Under the state’s color-coded system on a map released by Baker, green communities reported fewer than four cases per 100,000 people in the past two weeks, and white communities reported fewer than five cases in total. There are 318 communities coded green or white, with more than two-thirds in the white zone.
“We would certainly hope that, based on this data, if you’re in a green or white community, I can’t imagine a good reason not to go back, whether it’s full time or in some sort of a hybrid,” Baker said. “Because for all intents and purposes, you meet all the benchmarks that are being used across the country, across New England, to make decisions about whether it’s safe to go back to school.”
Cities and towns are finalizing their plans for fall after months of heated debates over the safety of allowing children to return to classrooms. State education officials have asked school leaders to prepare three possible approaches: a full-scale return to school, a mix of in-person and remote learning, or just remote learning.
The 29 communities determined to be at moderate risk are: Northampton, Holyoke, Chicopee, Springfield, Longmeadow, Granby, Belchertown, Charlton, Auburn, Worcester, Marlborough, Framingham, Maynard, Wrentham, Taunton, Fall River, Brockton, Randolph, Quincy, Hull, Boston, Winthrop, Malden, Saugus, Peabody, Salem, Middleton, Lawrence, and Georgetown.
Baker noted that he had recently announced a new enforcement and intervention team and said its mission “would make the most sense” in the moderate- and high-risk communities.
“The virus doesn’t care about boundaries. It certainly takes every opening any of us give it,” he said. “We’re making progress and have made progress in our fight, but we have seen the effects of too many people letting your guard down.”
In communities that have struggled to tamp down the virus, some officials said contact tracing showed that people had failed to abide by social distancing guidelines.
“What we see in terms of the recent increases in positive cases is really linked to large, personal, social gatherings — parties, house parties, barbecues, birthday parties, baby showers,” said Lynn Mayor Thomas M. McGee. “We’re not seeing connections to either the businesses or restaurants, or our nursing homes, or other things. . . . People are letting their guard down is what’s happening.”
McGee said city and state officials are discussing how to address the increase and are working to get the message out about social distancing and avoiding parties.
McGee said he spoke Tuesday with Revere Mayor Brian Arrigo and is in touch regularly with leaders in Chelsea and Revere about the outbreaks.
“We’re all four, the four communities, seeing the spikes, and I think we’re probably all seeing similar kinds of reasons for the uptick,” he said.
Everett Mayor Carlo DeMaria acknowledged his city has seen rising number of cases in recent weeks and pointed to an executive order he issued Monday requiring masks in public places.
“I’m hopeful this will decrease our numbers,” he said in a statement.
DeMaria said Everett is among the most densely populated communities in the country and may have a larger population than US Census data show, because many undocumented immigrants live there.
“We have a working class community and abundance of multigenerational living arrangements,” DeMaria said — situations that can make the virus harder to control.

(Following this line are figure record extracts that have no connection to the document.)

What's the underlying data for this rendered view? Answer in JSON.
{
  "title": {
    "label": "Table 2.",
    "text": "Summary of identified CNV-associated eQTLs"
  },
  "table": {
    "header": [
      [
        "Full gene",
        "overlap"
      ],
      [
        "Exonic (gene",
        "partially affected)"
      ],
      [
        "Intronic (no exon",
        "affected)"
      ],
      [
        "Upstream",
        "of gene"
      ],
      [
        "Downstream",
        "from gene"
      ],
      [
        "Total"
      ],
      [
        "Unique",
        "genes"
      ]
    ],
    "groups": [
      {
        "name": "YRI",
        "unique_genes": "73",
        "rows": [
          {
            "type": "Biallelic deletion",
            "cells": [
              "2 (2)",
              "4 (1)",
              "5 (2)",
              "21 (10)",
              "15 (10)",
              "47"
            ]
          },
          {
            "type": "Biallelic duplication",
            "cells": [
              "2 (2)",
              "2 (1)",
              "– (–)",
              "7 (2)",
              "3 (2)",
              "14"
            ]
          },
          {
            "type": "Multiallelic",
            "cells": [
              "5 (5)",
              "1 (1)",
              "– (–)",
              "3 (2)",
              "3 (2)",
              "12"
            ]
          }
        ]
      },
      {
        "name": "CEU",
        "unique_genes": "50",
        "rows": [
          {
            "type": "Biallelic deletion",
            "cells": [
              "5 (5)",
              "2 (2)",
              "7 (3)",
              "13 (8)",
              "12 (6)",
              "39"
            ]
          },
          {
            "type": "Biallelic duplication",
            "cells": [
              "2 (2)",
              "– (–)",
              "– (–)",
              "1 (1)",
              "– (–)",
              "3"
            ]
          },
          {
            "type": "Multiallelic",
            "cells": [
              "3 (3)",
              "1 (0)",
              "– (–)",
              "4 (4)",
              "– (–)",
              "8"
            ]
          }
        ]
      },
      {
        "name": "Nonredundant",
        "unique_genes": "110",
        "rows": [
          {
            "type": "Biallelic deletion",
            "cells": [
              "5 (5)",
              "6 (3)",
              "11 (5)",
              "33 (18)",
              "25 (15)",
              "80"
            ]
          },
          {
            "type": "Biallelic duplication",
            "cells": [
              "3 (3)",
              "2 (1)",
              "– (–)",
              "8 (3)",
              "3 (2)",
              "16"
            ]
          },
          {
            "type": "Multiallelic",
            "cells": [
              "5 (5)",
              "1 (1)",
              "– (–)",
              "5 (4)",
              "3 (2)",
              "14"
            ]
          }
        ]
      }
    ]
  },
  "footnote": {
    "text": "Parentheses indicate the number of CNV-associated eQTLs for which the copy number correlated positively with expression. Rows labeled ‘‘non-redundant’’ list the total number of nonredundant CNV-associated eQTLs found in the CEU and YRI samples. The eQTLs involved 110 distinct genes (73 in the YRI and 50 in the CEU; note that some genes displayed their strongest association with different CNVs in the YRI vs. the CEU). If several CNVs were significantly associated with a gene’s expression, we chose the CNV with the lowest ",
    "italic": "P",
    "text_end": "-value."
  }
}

Chelsea’s city manager, Thomas G. Ambrosino, said in an e-mail that the community had seen a modest increase in recent weeks “but nothing like April/May.”
On Tuesday the city had nine new cases, he said. “But, if we have nine per night, at a population of 40,000, that still puts us in the red at well over more than eight per 100,000,” he said.
Ambrosino said Chelsea had increased testing and messaging about wearing face masks, maintaining social distance, and avoiding large gatherings.
“Trying our best to keep people in the community diligent,” he said.
Peter Bailey-Wells of the Globe staff contributed to this report.